La création de la ZAC produit des effets sur les plans tant fiscal que foncier et réglementaire.
Le régime fiscal particulier lié aux ZAC constitue en effet un point fort de cette procédure puisqu’il autorise la collectivité à imputer, en totalité ou en partie, le coût réel des équipements publics à réaliser.
Afin de déterminer l’attribution de la charge et de la responsabilité de la réalisation des équipements publics constitutifs d’une ZAC, il convient de distinguer trois grandes catégories d’équipements :
les équipements d’infrastructure (viabilité primaire, équipements de viabilité secondaire et viabilité tertiaire) ;
les équipements de superstructure d’une ZAC (bâtiments scolaires, sportifs, administratifs, hospitaliers) ;
les équipements ou travaux à réaliser dans l’intérêt direct et principal des constructeurs.
Conformément aux dispositions de l’article L. 311-4 du Code de l'urbanisme, il ne peut être mis à la charge de l’aménageur de la zone que le coût des équipements publics à réaliser pour répondre aux besoins des futurs habitants ou usagers des constructions à édifier dans la zone.
L’article 1585 C, 1-2 du
Code général des impôts
exclut du champ d’application de la taxe locale d’équipement les constructions édifiées dans les zones d’aménagement concerté lorsque le coût des équipements a été mis à la charge de l’aménageur ou des constructeurs.

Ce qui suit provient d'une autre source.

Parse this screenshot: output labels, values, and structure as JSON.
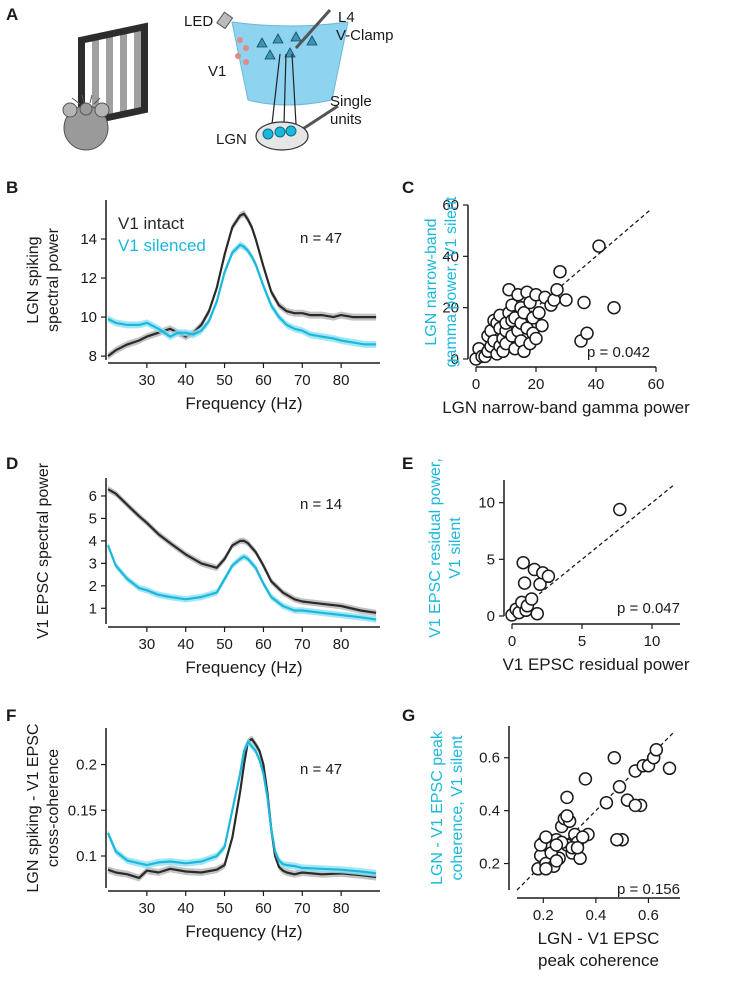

Ainsi, l’exclusion de la taxe locale d’équipement est subordonnée à la condition que soit pris en charge par les constructeurs au moins le coût des équipements cités ci-dessous.
Dans le cas des zones d’aménagement concerté autres que de rénovation urbaine :
les voies intérieures à la zone qui n’assurent pas la circulation de secteur à secteur ainsi que les réseaux non concédés qui leur sont rattachés ;
les espaces verts, aires de jeux et promenades correspondant aux seuls besoins des habitants ou des usagers de chaque secteur ;
les aires de stationnement correspondant aux seuls besoins des habitants ou des usagers de chaque secteur.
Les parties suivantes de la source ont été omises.